UBIFS corruption after power cut - possibly unstable bits issue?

Tue Dec 1 01:12:49 PST 2015

On Mon, 30 Nov 2015 13:58:34 -0800
Tim Harvey <tharvey at gateworks.com> wrote:

> On Mon, Nov 16, 2015 at 7:01 AM, Tim Harvey <tharvey at gateworks.com> wrote:
> > On Tue, Nov 3, 2015 at 5:38 AM, Boris Brezillon
> > <boris.brezillon at free-electrons.com> wrote:
> >> Hi Tim,
> >>
> >> On Mon, 2 Nov 2015 12:31:11 -0800
> >> Tim Harvey <tharvey at gateworks.com> wrote:
> >>
> >>> On Mon, Nov 2, 2015 at 12:27 PM, Tim Harvey <tharvey at gateworks.com> wrote:
> >>> > [    8.635364] UBIFS (ubi0:0): recovery needed
> >>> > [    8.676203] ubi0 warning: ubi_io_read: error -74 (ECC error) while
> >>> > reading 69632 bytes from PEB 2254:192512, read only 69632 bytes, retry
> >>> > [    8.692460] ubi0 warning: ubi_io_read: error -74 (ECC error) while
> >>> > reading 69632 bytes from PEB 2254:192512, read only 69632 bytes, retry
> >>> > [    8.708741] ubi0 warning: ubi_io_read: error -74 (ECC error) while
> >>> > reading 69632 bytes from PEB 2254:192512, read only 69632 bytes, retry
> >>> > ^^^^ non correctable ecc error on PEB 2254  - I verified that this was
> >>> > not the first time this PEB has been used
> >>
> >> I suspect one of the bit in PEB 2254 to be stuck at 0 (even after
> >> erasing the block the bit stays at 0).
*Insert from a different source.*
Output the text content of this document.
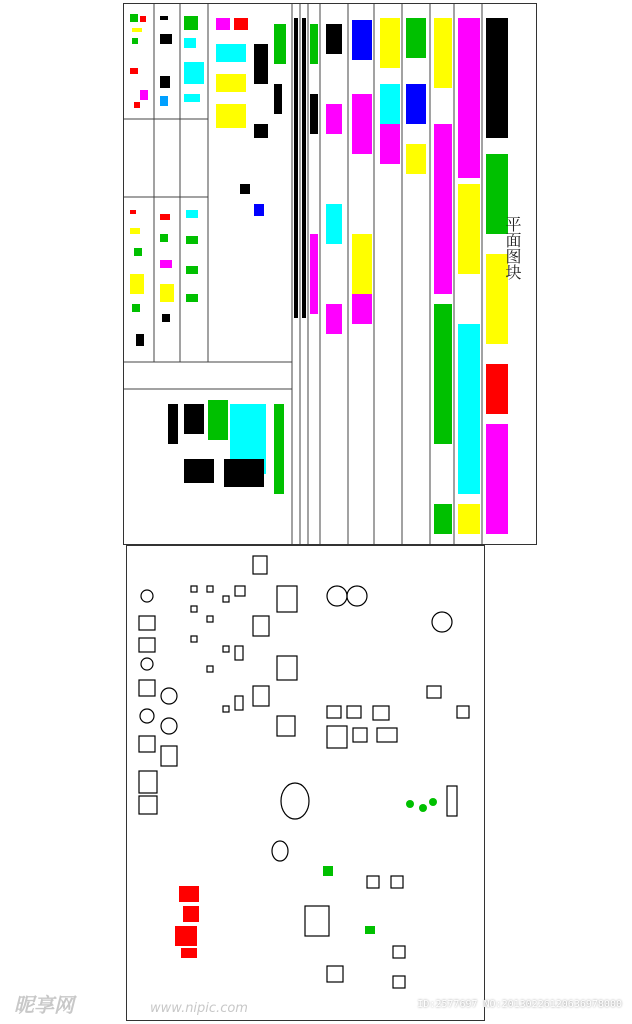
平面图块
昵享网	www.nipic.com	ID:2577697 NO:20130226120636978000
Have you tried to erase this
> >> block (flash_erase /dev/mtd2 0x23380000 1) and dump it in raw mode
> >> (nanddump -n -l 0x40000 -s 0x23380000 -f /tmp/dump /dev/mtd2)?
> >
> > Boris,
> >
> > I examined the bad PEB on several boards now that I have reproduced
> > this issue with and found no stuck bits (no 0's following erase, no
> > 1's following erase and raw write all ff's).
> >
> > So in this case it doesn't appear to be a bad block. Incidentally for
> > UBI/UBIFS, what is in charge of detecting bad blocks, how are they
> > detected, and when/how are they marked?
> >
> >>
> >>> >
> >>> > I've cc'd Huang, Elie, and Brian who were involved in the patch to
> >>> > detect bit-flips in gpmi-nand.c reads - perhaps they have some more
> >>> > ideas. I find it interesting that in one case that patch resolves the
> >>> > issue and in the other it does not.
> >>
> >> I posted a slightly reworked version of Huang's patch [1] a while ago
> >> addressing the "account for bitflips in OOB area" problem, but maybe we
> >> could do better (avoid this extra "read in raw mode" step, or use the
> >> generic nand_check_erased_ecc_chunk() function when ECC bytes are
> >> aligned).
> >>
> >> Best Regards,
> >>
> >> Boris
> >>
> >> [1]https://patchwork.ozlabs.org/patch/416543/
> >
> > At this point I likely need to reproduce this problem with additional
> > debugging enabled to show what last erased and/or wrote to the PEB's
> > that are corrupt. I will also try your patch as well and see if that
> > resolves anything.
> >
> > Regards,
> >
> > Tim
> 
> Boris,
> 
> I tried your patch [1] on a week-long test over 10x IMX6 boards
> booting over 60K times across temperature ranges and the patch
> resolved many previous failures to mount rootfs errors (previously I
> would encounter around 1% failure to mount rootfs). In addition I saw
> no nand corruption where I would have expected to see it several times
> with those numbers so I suspect this may have resolved that as well.
> 
> Can you re-submit your patch for inclusion and/or discussion?

I'm quite busy on other topics lately, but feel free to adapt/resubmit
the patch.

Best Regards,

Boris

-- 
Boris Brezillon, Free Electrons
Embedded Linux and Kernel engineering
http://free-electrons.com